I don't think so. Curly always got beat by Moe.

Anonymous said...

"We all know how frustrating this must be for Steve living off PayPal donations, given the lame and putrid content spewing out of the mass media sphincters."

Frustrating? No, it's hilarious.

Lewis said...

I suspected these sorts of things have been going on. I'm actually more concerned about the stuff that's not made public, like how the shadow money from Soros is spent on shaping opinions.

Anonymous said...

>What is your problem with Bloomberg?<

He buys people's opinions which are then falsely represented as their own opinions, and he does this in order to trick his way into greater political power. It isn't an original form of corruption, not by a long shot, but corruption and corrupting it remains all the same.

Next.

Anonymous said...

"Swipple" is the official pronunciation, short i.

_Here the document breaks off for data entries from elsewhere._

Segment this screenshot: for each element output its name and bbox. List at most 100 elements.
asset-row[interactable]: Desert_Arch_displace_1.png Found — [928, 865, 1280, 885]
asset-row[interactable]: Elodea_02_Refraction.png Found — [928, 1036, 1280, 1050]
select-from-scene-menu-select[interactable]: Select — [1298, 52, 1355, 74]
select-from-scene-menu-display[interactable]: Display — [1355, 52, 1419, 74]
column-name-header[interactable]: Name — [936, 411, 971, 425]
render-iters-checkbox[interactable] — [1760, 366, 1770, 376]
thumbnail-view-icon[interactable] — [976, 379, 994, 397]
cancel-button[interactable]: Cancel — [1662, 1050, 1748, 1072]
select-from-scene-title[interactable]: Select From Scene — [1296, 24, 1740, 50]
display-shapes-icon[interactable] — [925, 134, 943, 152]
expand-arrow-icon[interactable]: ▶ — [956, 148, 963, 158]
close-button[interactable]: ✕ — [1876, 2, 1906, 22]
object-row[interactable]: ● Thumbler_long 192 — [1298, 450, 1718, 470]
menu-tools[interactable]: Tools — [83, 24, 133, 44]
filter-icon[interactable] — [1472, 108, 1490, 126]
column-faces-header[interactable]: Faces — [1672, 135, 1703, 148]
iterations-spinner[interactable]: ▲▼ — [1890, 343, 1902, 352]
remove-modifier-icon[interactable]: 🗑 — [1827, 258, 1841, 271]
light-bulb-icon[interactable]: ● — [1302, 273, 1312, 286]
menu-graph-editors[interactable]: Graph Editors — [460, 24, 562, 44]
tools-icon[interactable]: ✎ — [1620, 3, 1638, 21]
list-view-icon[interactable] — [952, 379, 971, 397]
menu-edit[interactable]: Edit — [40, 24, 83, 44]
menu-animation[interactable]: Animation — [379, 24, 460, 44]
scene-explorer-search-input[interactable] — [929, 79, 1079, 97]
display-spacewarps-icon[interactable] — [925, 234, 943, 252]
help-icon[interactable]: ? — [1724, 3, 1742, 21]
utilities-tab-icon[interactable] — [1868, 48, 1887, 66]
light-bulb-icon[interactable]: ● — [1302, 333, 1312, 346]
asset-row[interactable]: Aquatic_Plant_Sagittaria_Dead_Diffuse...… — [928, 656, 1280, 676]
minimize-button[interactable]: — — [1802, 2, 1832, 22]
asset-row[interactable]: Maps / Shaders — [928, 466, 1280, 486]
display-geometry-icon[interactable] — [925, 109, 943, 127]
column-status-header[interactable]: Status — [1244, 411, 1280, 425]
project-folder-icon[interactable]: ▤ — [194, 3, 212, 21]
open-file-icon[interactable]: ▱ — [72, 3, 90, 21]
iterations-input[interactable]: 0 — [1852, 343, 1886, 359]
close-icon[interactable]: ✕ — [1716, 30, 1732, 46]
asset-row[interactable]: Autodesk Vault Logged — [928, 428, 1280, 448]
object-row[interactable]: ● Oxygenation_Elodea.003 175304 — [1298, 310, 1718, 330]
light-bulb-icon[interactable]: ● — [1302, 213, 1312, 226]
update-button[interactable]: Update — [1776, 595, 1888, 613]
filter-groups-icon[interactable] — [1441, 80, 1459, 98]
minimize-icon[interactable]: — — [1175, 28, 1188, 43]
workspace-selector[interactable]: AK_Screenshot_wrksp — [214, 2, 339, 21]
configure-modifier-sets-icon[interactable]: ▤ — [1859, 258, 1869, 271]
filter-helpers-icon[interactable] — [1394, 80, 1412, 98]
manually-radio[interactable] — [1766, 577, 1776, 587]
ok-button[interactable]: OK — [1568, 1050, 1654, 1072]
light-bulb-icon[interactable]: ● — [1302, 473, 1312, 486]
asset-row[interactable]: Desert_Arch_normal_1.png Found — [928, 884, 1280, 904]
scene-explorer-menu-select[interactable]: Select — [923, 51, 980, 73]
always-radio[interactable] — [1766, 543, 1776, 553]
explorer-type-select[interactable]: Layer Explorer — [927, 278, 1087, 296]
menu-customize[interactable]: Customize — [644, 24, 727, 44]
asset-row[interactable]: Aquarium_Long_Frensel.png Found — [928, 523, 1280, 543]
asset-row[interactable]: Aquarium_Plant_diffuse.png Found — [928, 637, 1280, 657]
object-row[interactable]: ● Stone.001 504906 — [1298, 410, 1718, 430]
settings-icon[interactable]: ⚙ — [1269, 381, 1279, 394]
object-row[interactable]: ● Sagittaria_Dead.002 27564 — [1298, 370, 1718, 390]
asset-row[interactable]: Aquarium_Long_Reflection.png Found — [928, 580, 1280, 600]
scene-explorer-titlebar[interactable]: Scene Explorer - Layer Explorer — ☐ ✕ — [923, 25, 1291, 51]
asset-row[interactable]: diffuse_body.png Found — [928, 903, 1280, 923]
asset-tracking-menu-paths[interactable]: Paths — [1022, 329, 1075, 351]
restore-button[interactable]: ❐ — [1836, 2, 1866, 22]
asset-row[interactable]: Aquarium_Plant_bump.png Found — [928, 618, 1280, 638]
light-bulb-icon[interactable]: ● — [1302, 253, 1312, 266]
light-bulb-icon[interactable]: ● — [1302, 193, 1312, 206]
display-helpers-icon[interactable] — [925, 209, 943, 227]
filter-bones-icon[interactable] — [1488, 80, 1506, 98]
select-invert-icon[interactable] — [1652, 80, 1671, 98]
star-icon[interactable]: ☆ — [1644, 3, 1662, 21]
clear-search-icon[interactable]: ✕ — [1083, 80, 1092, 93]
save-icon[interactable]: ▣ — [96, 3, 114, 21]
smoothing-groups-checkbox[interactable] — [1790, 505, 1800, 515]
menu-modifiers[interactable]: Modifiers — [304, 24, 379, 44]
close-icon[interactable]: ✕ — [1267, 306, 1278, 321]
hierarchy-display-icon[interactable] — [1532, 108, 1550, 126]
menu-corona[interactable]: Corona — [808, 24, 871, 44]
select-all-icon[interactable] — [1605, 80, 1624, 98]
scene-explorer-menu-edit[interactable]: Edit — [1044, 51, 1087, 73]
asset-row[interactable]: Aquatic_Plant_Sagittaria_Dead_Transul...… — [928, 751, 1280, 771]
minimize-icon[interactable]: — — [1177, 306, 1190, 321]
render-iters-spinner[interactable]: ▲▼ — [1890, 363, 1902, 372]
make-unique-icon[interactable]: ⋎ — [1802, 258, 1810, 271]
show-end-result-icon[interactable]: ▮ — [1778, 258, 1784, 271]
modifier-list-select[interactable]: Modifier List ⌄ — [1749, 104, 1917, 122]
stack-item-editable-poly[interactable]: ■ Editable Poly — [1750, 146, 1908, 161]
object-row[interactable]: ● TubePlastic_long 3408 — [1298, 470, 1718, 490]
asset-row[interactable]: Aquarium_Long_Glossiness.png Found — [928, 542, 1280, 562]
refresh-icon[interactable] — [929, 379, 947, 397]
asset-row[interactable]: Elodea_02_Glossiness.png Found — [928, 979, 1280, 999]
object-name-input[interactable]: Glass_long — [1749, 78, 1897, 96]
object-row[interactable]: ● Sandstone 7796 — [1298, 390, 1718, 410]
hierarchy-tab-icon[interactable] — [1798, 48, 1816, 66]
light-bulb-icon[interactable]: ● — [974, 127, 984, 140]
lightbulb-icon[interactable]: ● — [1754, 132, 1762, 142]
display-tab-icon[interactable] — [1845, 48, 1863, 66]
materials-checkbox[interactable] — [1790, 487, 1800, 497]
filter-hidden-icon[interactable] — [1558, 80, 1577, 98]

It has the advantage of calling up no irrelevant associations of any importance. In contrast, "swapple" connotes someone swapping something, and "sweeple" puts one in mind of "sweep," as in "a clean sweep," more than of "sheep."

Anonymous said...

Addendum on "swipple":

The short i is necessary, for a long one connotes "swipe," as in steal.

"Swipple," short i, is a unique spoken identifier.

(The short i also lends an air of humor. "Swip" is funny, while "Sweep" and "Swap" are less so.)